The boys restored a 1956 Ferguson 20 vintage tractor and raffled it off in January 2021 to raise just over €63,000!
The TY enterprise project encourages students to develop their own business ideas – preparing business plans and creating products or running events with a view to making a profit. In this case, the boys decided to donate any profits made to a charity that is special to them, as their teammate Jack is a childhood cancer survivor and has worked as an ambassador for the charity for a number of years.
“Making money is part of the enterprise project but helping other kids with cancer made it very easy for me and my friends to stay motivated to make this enterprise a success. I was diagnosed with Acute Lymphoblastic Leukaemia (ALL) when I was three and my family spent three and a half years going up and down to Crumlin for chemotherapy,” explained Jack.
“I remember the long days that we would spend in the day ward, when my parents were trying to keep me busy and play with me while I waited to go down to theatre for my chemo. Now, thanks to Childhood Cancer Foundation Ireland, there is a Play Specialist on St. John’s Day Ward, helping children cope with the worries of being seriously ill, being away from home and having to go through so many procedures and treatments,” says Jack.
Andrew said the boys and their school were blown away by the support for the fundraising campaign:
“The restoration was a bit of a labour of love for us, although it was very hard work. We all love farming machinery and driving tractors and that’s how we came up with the idea in the first place. When we decided to turn it into a fundraiser, we never expected that we would raise this much money!”
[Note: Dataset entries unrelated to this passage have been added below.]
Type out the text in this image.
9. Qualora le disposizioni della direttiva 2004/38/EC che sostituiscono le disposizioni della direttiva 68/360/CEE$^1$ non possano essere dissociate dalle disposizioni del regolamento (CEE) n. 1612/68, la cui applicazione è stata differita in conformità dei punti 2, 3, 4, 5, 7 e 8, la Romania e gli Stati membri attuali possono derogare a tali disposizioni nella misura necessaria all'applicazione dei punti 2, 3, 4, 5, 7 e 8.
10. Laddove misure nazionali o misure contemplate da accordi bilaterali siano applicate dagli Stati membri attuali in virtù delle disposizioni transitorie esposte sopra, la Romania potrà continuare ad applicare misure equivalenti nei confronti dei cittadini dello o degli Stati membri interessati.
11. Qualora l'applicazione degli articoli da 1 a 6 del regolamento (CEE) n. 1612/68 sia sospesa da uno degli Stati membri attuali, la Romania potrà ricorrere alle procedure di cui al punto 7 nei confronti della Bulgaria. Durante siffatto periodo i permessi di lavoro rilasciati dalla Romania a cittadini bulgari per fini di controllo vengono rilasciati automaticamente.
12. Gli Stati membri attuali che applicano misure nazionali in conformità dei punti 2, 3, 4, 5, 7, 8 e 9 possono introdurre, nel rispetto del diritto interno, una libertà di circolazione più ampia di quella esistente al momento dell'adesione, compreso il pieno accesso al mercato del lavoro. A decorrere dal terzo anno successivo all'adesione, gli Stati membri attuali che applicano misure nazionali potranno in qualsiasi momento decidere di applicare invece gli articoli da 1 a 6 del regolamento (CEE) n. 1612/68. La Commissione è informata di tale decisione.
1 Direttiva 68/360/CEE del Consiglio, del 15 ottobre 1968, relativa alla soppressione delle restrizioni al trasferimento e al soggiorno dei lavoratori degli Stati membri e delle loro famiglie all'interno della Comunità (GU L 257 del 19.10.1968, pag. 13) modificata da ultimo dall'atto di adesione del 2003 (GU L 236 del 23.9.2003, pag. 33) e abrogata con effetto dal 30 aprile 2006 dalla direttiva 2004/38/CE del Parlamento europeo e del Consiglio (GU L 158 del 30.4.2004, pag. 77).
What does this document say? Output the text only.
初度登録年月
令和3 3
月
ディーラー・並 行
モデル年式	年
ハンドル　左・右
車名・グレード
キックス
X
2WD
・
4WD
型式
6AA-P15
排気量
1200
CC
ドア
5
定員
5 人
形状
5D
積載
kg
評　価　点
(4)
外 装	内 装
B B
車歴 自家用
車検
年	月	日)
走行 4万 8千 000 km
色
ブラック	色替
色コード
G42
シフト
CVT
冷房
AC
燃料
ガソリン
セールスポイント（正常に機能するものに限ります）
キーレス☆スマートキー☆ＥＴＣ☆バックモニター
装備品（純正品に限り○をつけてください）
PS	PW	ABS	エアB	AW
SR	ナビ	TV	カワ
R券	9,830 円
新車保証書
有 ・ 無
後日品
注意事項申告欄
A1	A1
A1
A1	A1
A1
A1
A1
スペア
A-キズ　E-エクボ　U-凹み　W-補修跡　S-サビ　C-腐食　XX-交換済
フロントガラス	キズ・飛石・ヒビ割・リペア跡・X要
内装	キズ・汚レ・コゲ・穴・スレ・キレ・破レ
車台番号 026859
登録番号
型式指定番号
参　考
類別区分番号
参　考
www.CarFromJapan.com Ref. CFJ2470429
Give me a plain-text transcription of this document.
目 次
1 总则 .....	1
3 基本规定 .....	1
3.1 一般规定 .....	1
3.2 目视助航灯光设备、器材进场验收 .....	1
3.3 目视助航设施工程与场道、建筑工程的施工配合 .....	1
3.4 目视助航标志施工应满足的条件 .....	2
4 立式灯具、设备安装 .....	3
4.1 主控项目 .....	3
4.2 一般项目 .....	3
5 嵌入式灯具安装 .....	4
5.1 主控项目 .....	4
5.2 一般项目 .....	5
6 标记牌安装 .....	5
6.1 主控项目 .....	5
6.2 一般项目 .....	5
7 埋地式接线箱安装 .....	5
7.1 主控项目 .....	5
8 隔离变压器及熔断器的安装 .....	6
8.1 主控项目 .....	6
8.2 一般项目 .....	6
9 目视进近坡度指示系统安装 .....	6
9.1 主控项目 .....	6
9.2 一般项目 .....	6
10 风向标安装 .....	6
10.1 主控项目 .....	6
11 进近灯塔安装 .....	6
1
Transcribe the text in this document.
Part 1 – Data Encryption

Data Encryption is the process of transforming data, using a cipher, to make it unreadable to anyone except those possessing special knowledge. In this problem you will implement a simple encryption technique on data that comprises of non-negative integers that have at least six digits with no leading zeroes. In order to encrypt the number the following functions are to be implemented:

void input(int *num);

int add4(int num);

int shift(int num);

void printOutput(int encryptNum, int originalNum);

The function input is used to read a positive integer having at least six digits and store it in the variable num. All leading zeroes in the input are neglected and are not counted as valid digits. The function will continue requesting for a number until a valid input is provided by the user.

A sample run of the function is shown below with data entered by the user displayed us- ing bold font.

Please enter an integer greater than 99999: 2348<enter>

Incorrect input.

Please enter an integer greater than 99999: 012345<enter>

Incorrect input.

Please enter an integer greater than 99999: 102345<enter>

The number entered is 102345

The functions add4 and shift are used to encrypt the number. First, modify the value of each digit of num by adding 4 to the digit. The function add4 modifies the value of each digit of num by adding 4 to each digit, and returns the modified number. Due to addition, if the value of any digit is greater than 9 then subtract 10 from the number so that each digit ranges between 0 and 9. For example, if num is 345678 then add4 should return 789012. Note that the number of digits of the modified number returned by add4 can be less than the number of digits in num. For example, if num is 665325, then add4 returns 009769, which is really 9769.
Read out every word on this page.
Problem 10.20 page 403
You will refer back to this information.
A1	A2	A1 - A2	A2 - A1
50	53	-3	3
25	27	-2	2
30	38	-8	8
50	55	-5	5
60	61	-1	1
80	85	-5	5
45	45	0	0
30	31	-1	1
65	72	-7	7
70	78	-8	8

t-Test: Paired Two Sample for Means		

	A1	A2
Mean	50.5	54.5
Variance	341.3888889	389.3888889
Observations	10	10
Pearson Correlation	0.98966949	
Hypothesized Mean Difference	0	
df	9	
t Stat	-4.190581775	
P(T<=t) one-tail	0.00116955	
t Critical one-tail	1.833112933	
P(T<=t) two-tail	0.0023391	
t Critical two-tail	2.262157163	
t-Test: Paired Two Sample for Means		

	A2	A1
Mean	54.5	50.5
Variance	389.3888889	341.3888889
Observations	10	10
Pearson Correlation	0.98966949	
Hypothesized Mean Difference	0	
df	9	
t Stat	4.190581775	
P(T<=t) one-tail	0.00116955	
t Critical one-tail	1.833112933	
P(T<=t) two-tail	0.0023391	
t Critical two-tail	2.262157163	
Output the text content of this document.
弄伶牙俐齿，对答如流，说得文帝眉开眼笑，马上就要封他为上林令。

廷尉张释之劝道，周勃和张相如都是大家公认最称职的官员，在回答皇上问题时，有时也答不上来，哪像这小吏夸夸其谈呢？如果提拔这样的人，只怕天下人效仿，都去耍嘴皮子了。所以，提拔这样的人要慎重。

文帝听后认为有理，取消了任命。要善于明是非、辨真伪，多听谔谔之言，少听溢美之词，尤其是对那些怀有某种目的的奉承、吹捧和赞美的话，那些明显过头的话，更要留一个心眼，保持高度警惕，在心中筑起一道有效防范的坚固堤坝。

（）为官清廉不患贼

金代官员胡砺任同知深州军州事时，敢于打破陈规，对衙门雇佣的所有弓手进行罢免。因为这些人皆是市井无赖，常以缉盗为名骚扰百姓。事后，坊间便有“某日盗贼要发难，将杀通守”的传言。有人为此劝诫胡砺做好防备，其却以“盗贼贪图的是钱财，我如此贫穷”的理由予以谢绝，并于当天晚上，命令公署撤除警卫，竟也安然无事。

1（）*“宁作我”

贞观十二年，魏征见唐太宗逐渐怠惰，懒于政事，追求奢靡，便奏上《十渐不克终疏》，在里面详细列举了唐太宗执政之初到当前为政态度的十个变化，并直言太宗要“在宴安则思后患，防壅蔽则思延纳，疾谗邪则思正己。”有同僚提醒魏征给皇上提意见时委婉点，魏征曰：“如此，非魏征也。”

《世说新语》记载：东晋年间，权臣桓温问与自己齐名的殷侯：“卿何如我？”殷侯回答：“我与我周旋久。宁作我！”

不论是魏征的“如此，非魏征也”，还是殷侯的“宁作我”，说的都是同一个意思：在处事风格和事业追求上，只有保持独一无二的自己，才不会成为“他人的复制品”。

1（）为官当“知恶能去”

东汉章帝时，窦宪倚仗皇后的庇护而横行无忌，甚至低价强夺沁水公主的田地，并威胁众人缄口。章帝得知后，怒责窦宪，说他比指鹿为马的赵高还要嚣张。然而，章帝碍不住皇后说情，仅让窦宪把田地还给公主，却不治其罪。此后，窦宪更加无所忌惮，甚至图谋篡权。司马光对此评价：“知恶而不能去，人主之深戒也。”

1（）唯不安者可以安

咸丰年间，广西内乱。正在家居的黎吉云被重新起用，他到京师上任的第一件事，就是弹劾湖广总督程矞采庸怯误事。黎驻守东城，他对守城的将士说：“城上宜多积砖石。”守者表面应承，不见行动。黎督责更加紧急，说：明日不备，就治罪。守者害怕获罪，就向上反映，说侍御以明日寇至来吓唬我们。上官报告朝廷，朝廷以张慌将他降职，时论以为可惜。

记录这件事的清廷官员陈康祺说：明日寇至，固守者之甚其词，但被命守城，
Laura Cullinan, a voluntary Director with Childhood Cancer Foundation Ireland and a parent of a child who has also survived childhood cancer, said:
“What more can I say about these boys – they have been an inspiration from the moment they decided to pursue this project! We’re also thrilled that their efforts were recognised. They could have decided to keep any profit for themselves, since the aim of the enterprise project is to create a profit-making business idea. They have far exceeded any expectations we might have had when they approached us with their fundraising idea.
The current climate is extremely difficult for all charities, as normal events and fundraising campaigns cannot take place and we have to figure out how to move fundraising online, so these funds make a huge difference to our work.”